Las características de los pasajeros en el vuelo, y el incidente con la pasajera enferma, sirven para recordarnos que el envejecimiento de los migrantes mexicanos finalmente impactaran tanto a los dos países, México y los Estados Unidos, como a los estados y comunidades a las que las personas estén vinculadas. El proceso de envejecimiento también impacta de manera directa a las familias migrantes.
Diferentes estudios han estado documentando la transformación demográfica de los migrantes mexicanos en los Estados Unidos, una población que ronda entre los 11 y 12 millones de personas.
De acuerdo a Migration Policy Institute (MPI), en 2023, “la población inmigrante mexicana tenía la misma edad media que el total de la población nacida en el extranjero (47 años), la cual era mayor que la población nacida en EE. UU. (37 años).”
Un estudio reciente de BBVA Research proporciona una perspectiva adicional de cómo ha evolucionado esta transformación demográfica.
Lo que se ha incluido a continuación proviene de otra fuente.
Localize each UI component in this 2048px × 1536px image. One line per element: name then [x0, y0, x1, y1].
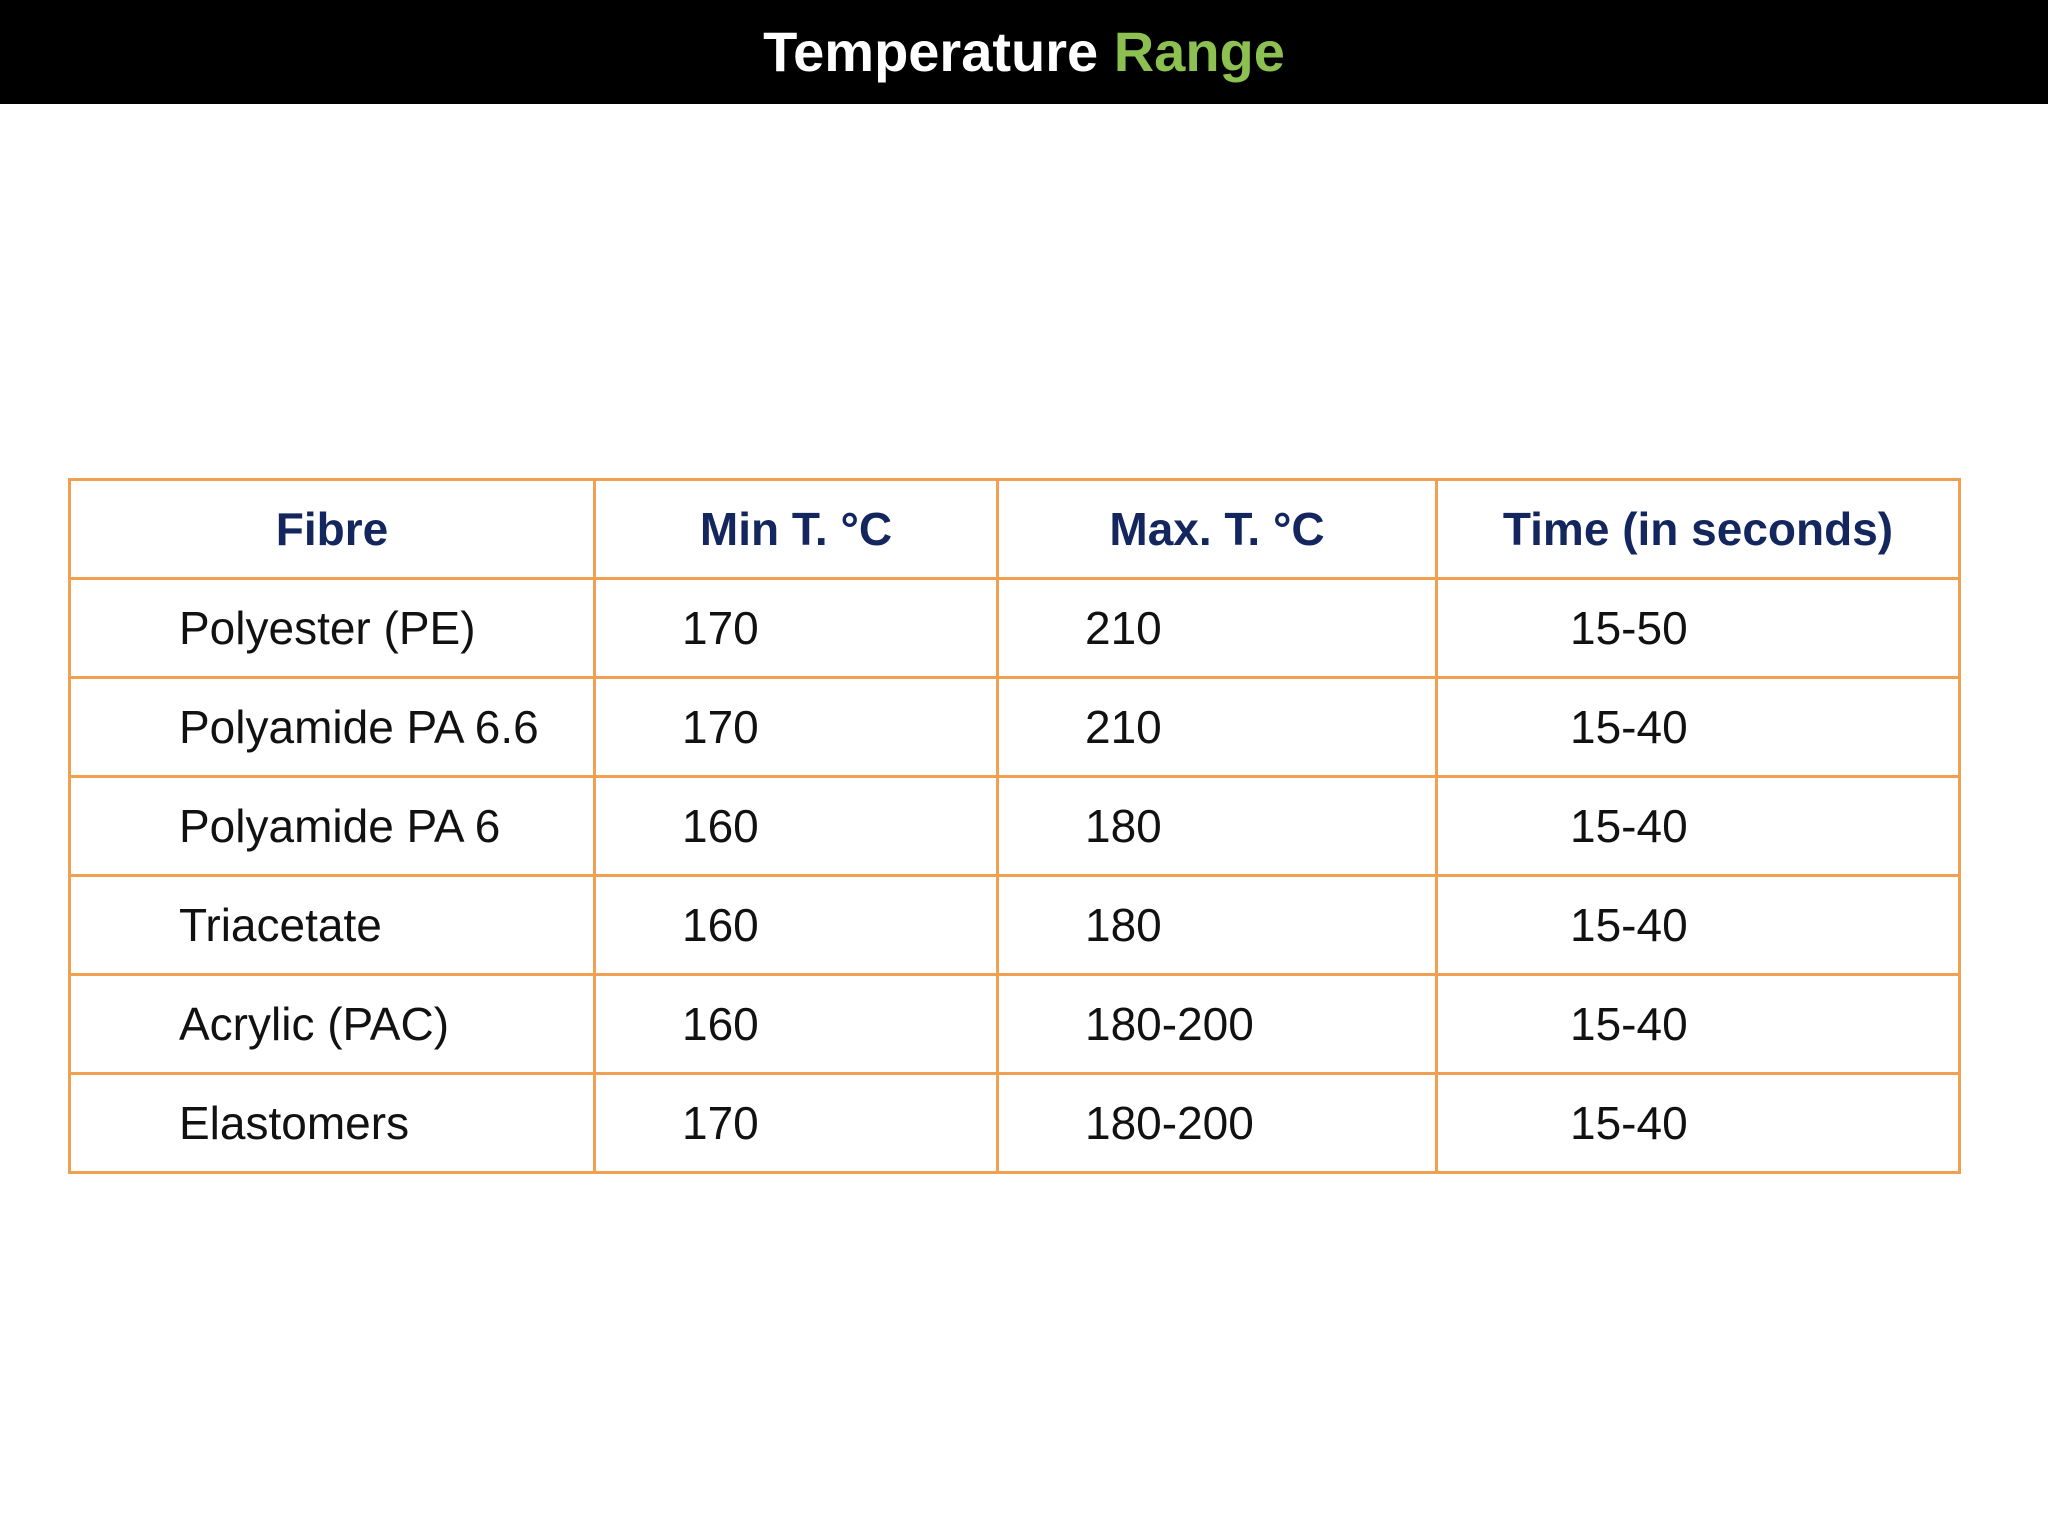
table-row: Elastomers 170 180-200 15-40 — [68, 1072, 1961, 1174]
value-cell: 15-40 — [1435, 973, 1961, 1075]
value-cell: 180 — [996, 775, 1438, 877]
data-table: Fibre Min T. °C Max. T. °C Time (in seconds… — [68, 478, 1961, 1174]
fibre-cell: Polyamide PA 6.6 — [68, 676, 596, 778]
value-cell: 160 — [593, 874, 999, 976]
fibre-cell: Triacetate — [68, 874, 596, 976]
fibre-cell: Acrylic (PAC) — [68, 973, 596, 1075]
value-cell: 15-50 — [1435, 577, 1961, 679]
title: Temperature — [763, 20, 1099, 83]
title-bar: Temperature Range — [0, 0, 2048, 104]
table-row: Polyester (PE) 170 210 15-50 — [68, 577, 1961, 679]
value-cell: 15-40 — [1435, 676, 1961, 778]
value-cell: 15-40 — [1435, 1072, 1961, 1174]
value-cell: 210 — [996, 676, 1438, 778]
value-cell: 160 — [593, 775, 999, 877]
value-cell: 15-40 — [1435, 775, 1961, 877]
column-header: Fibre — [68, 478, 596, 580]
fibre-cell: Polyamide PA 6 — [68, 775, 596, 877]
fibre-cell: Elastomers — [68, 1072, 596, 1174]
table-body: Polyester (PE) 170 210 15-50 Polyamide PA 6.… — [68, 577, 1961, 1174]
value-cell: 170 — [593, 577, 999, 679]
value-cell: 15-40 — [1435, 874, 1961, 976]
column-header: Time (in seconds) — [1435, 478, 1961, 580]
value-cell: 160 — [593, 973, 999, 1075]
table-row: Polyamide PA 6.6 170 210 15-40 — [68, 676, 1961, 778]
value-cell: 210 — [996, 577, 1438, 679]
column-header: Max. T. °C — [996, 478, 1438, 580]
fibre-cell: Polyester (PE) — [68, 577, 596, 679]
value-cell: 170 — [593, 676, 999, 778]
value-cell: 180-200 — [996, 973, 1438, 1075]
column-header: Min T. °C — [593, 478, 999, 580]
value-cell: 180-200 — [996, 1072, 1438, 1174]
table-row: Triacetate 160 180 15-40 — [68, 874, 1961, 976]
value-cell: 180 — [996, 874, 1438, 976]
title-highlight: Range — [1113, 20, 1285, 83]
table-row: Polyamide PA 6 160 180 15-40 — [68, 775, 1961, 877]
header-row: Fibre Min T. °C Max. T. °C Time (in seconds… — [68, 478, 1961, 580]
value-cell: 170 — [593, 1072, 999, 1174]
table-row: Acrylic (PAC) 160 180-200 15-40 — [68, 973, 1961, 1075]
De acuerdo a este estudio, “[E]n los últimos 30 años se ha presentado un proceso de envejecimiento de la población migrante mexicana. En 1995, la edad mediana de un migrante hombre fue de 30 años y 31 años para las mujeres, para 2010, la edad mediada tanto para hombres como mujeres migrantes mexicanas pasó a 37 años, y en 2022 la edad mediana de las mujeres subió a 46 años, mientras que para los hombres se ubicó en 44 años.”
MPI nos recuerda que millones de migrantes mexicanos son indocumentados: “los mexicanos también representan el mayor grupo de inmigrantes no autorizados, con un 45 por ciento del total de 11.3 millones de personas sin estatus legal en 2022, según estimaciones del Instituto de Políticas Migratorias (MPI por sus siglas en inglés). Sin embargo, el número de inmigrantes mexicanos no autorizados también lleva más de 15 años disminuyendo, y se ha reducido en un 34 por ciento desde 2007, pasando de 7.7 millones de personas a 5.1 millones en 2022.”
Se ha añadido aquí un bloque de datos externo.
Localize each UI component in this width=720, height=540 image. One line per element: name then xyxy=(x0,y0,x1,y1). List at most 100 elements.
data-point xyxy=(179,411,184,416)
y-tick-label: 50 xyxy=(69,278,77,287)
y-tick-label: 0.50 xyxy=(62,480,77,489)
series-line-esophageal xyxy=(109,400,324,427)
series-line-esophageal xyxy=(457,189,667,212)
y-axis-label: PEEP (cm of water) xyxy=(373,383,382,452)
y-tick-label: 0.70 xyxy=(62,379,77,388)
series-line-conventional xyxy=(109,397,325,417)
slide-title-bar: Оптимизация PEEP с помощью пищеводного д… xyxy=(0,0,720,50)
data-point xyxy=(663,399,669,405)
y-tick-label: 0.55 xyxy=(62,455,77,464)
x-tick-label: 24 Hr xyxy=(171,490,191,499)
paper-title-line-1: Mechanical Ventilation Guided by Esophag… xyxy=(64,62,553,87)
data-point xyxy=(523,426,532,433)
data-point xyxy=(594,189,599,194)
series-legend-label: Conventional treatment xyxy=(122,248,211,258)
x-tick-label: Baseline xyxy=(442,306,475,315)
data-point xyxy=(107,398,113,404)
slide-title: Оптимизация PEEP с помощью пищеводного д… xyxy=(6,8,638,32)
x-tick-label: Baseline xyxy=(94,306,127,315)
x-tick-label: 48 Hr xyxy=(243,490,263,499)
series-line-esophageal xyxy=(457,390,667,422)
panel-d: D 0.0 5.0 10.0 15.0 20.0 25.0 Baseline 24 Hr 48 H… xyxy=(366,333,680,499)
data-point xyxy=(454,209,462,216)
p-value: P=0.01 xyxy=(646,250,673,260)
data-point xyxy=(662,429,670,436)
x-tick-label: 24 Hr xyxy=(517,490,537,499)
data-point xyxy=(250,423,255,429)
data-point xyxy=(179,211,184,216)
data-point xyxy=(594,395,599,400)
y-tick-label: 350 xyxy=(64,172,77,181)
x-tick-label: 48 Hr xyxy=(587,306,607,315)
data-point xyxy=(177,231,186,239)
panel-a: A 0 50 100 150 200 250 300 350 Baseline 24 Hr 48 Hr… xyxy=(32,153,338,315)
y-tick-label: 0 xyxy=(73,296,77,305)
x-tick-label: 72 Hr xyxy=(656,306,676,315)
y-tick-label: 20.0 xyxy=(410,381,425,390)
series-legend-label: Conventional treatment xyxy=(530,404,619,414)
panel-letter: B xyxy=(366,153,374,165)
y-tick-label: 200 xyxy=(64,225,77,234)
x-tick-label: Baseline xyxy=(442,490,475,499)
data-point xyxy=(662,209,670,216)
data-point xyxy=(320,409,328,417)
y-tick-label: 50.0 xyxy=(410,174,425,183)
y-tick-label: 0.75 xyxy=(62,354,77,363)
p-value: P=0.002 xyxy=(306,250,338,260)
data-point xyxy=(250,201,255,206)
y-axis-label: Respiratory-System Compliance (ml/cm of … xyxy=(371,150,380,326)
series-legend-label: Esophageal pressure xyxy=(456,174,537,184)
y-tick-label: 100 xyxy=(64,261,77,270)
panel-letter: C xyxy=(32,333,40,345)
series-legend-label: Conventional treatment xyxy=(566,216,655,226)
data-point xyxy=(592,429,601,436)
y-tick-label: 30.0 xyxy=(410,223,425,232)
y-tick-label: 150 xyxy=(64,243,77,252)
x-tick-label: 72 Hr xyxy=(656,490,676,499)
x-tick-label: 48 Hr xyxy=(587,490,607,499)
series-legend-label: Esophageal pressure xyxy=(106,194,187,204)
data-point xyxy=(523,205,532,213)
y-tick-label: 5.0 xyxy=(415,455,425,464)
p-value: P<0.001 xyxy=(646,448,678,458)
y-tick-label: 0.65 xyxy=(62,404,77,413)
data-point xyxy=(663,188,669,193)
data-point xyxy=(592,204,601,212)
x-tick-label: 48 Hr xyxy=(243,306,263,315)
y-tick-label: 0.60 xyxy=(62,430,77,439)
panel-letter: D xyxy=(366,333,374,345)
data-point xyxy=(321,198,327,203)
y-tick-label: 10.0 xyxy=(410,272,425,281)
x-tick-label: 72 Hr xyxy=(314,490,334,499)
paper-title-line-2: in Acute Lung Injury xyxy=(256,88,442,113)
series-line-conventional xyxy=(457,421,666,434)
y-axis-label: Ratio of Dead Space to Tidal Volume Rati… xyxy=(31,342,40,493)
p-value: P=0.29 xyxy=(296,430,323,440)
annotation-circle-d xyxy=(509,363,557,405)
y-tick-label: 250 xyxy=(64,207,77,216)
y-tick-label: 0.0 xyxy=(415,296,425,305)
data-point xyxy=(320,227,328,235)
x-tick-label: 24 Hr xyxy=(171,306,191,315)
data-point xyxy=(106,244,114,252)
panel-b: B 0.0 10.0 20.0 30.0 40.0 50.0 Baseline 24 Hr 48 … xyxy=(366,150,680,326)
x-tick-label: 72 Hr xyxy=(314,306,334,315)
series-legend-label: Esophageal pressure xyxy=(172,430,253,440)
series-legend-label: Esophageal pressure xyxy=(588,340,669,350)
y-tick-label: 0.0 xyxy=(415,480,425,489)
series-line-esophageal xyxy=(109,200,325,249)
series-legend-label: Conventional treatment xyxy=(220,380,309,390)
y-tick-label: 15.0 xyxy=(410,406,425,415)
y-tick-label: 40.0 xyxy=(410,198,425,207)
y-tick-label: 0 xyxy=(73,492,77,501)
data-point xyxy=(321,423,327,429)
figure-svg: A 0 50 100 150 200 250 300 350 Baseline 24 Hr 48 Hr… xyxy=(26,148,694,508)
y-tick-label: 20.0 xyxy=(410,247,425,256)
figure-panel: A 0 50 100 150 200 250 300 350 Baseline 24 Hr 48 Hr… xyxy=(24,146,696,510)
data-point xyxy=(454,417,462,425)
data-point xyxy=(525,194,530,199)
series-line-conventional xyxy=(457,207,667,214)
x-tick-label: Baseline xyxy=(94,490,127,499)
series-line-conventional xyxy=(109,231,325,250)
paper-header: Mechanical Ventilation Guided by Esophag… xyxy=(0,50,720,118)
El estatus de indocumentado de estos millones de inmigrantes mexicanos también implica que muchas de estas personas no tienen acceso a programas sociales (incluyendo una pensión publica por medio del Seguro Social estadounidense) federales o estatales. En el caso de California, un programa innovador, conocido como Health4All, permite a inmigrantes indocumentados, mayores de 50 años y de bajos ingresos, acceso a un plan de salud estatal (Medi-Cal). La crisis financiera del estado, la enemistad del gobierno federal bajo la administración de Donald Trump al gobierno californiano, y las políticas antinmigrantes del gobierno estadounidense han coincidido para limitar el universo de potenciales beneficiarios y cobertura de este programa social.
Esta generación de migrantes mexicanos en Estados Unidos incluye a millones de personas que no pudieron beneficiarse de la ultima gran reforma migratoria (Immigration Reform and Control Act de 1986) o que, simplemente, se unieron al flujo migratorio posteriormente y no han tenido oportunidad de regularizar sus estatus. El escenario político actual no deja lugar para el optimismo a corto o mediano plazo.
La gran pregunta es ¿cómo y dónde pasaran sus últimos años estos migrantes mexicanos que han contribuido a dos naciones y sus respectivas economías?
Un estudio del UC Merced Community and Labor Center, por ejemplo, ya ha alertado de las consecuencias para la agricultura californiana del envejecimiento de los trabajadores agricolas, quienes en su mayoria son inmigrantes mexicanos y muchos carecen de acceso a servicios basicos, incluyendo seguro medico.